I also get that neither of us is exactly ready to spend large chunks of time away from each other. Until this weekend, I don't think either of us quite grasped that, not until it was bluntly pointed out to us. While we were lying in bed last night, Char confessed, upon advice from the friend doing the pointing, that she wasn't sure she really wanted to take this trip to Hawaii just yet. Maybe in a few months, but not now.
I had to admit that I'm not all that keen on the timing, either.
But she has to go. No, it's not the money already spent on tickets and hotels, and it's not the time Nika took off work to go. She has to go because if she doesn't, she'll regret it. And delaying the trip isn't going to make it any easier on either of us, because if she pushes it back a month or two or ten, we'll still have to face the enormous weight of being apart for the first time since her accident.
You're clinging to each other, our friend pointed out.

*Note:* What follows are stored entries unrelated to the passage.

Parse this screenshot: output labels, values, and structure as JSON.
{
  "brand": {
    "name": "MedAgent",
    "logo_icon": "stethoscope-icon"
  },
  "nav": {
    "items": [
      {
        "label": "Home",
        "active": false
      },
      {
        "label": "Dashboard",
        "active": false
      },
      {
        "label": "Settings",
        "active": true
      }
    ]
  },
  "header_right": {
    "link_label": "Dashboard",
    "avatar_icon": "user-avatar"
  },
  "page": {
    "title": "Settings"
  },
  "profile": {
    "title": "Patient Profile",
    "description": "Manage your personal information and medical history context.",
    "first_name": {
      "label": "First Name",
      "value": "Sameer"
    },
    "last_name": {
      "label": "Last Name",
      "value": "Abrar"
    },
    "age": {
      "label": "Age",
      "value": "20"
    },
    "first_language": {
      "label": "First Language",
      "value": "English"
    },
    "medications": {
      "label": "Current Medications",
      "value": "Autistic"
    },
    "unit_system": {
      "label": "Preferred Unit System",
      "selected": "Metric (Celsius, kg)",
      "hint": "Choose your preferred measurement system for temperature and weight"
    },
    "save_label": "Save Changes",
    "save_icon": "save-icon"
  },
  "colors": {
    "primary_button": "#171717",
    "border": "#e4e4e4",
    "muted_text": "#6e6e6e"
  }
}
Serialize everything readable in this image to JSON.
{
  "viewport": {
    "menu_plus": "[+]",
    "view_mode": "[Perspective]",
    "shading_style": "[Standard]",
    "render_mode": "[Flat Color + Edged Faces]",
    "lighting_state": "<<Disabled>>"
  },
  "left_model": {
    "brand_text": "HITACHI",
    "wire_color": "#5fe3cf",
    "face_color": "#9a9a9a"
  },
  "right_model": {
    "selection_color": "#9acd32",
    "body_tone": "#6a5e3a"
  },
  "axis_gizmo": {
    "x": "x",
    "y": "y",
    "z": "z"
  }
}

And she's right. After the horror of last summer, neither of us is ready to let go at all, but we have to. I'm not letting her back out of this trip because as badly as she doesn't want to go without me, she needs to. As much as I want her skiing with the kids and me, I'll take them alone and try to distract myself from all the what if thoughts.
Once she's there I know she's going to have a great time soaking up the sun, getting slight blitzed, and probably flirting with random guys who don't realize they won't have a chance with either of them. Once the kids and I are on the slopes, I know my gut won't be churning so hard worrying about every horrible thing that could happen to her while she's gone. I'll have a blast spending this kind of time alone with my kids, something that doesn't happen very often.
We'll get through the trepidation, and then maybe (maybe as in a long shot), she'll be a bit less reticent about the idea of me working, and I'll be a little more willing to push the point.
Mostly, we're both going to have a kick ass time.